Test input	Expected output	What it validates
`1 -> [1]`	YES	Single-piece cake
`2 -> [1,1]`	YES	Smallest nontrivial split
`3 -> [2,3,3]`	NO	Largest required value becomes unreachable
`6 -> all ones`	YES	Many repeated values
`4 -> four 999999999s`	YES	Large integers and repeated splitting

Edge Cases

Consider:

1
1
327

The total sum is already 327. The largest available piece equals the largest target piece immediately, so the algorithm matches it and finishes. The answer is YES. A solution that assumes at least one split is required would fail here.

Consider:

1
6
1 1 1 1 1 1

The algorithm starts from 6, repeatedly splits larger pieces, and eventually produces six ones.
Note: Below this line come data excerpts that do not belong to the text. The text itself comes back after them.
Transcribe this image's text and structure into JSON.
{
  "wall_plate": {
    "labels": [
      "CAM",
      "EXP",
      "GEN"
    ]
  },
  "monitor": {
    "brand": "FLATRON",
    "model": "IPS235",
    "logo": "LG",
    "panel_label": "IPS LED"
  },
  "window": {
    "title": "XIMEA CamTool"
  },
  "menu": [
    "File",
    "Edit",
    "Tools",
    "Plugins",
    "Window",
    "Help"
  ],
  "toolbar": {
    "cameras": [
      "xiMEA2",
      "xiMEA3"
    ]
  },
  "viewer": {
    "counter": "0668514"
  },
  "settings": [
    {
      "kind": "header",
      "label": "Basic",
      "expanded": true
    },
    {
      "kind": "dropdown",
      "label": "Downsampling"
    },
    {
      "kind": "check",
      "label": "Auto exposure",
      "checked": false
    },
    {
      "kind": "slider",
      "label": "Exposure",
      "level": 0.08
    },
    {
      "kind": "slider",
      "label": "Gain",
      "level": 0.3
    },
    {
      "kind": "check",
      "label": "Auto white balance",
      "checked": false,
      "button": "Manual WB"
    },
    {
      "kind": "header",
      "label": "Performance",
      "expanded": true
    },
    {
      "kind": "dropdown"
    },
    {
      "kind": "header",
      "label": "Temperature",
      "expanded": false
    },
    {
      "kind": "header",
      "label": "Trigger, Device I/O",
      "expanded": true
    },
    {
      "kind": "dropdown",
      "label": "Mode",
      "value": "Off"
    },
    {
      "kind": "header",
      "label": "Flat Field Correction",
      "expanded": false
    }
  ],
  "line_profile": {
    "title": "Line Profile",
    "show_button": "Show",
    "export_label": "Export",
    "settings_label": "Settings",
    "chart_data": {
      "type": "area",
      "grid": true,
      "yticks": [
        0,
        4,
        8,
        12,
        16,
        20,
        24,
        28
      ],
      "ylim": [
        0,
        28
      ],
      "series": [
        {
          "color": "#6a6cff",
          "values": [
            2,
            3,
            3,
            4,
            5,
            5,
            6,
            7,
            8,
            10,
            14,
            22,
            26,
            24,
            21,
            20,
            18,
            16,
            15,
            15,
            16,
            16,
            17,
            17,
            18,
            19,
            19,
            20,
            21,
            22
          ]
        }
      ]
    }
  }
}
Every one is matched individually. Since weight 1 is only accepted when it matches a target value, the process remains correct.

Consider:

1
2
869 541

The total sum is 1410. Splitting produces 705 and 705. After that, the largest available piece is 705, while the largest required piece is 869. Since 705 < 869, the algorithm rejects immediately. No sequence of further splits could ever increase a piece back to 869.

Consider:

1
3
2 2 2

The total sum is 6. We split into 3 and 3, then each 3 into 1 and 2. The available pieces become {2,2,1,1}. After matching two target twos, only ones remain while a target two is still required. The condition x < y detects this and returns NO, which is correct because three twos cannot be produced from a cake of weight six using the allowed operation.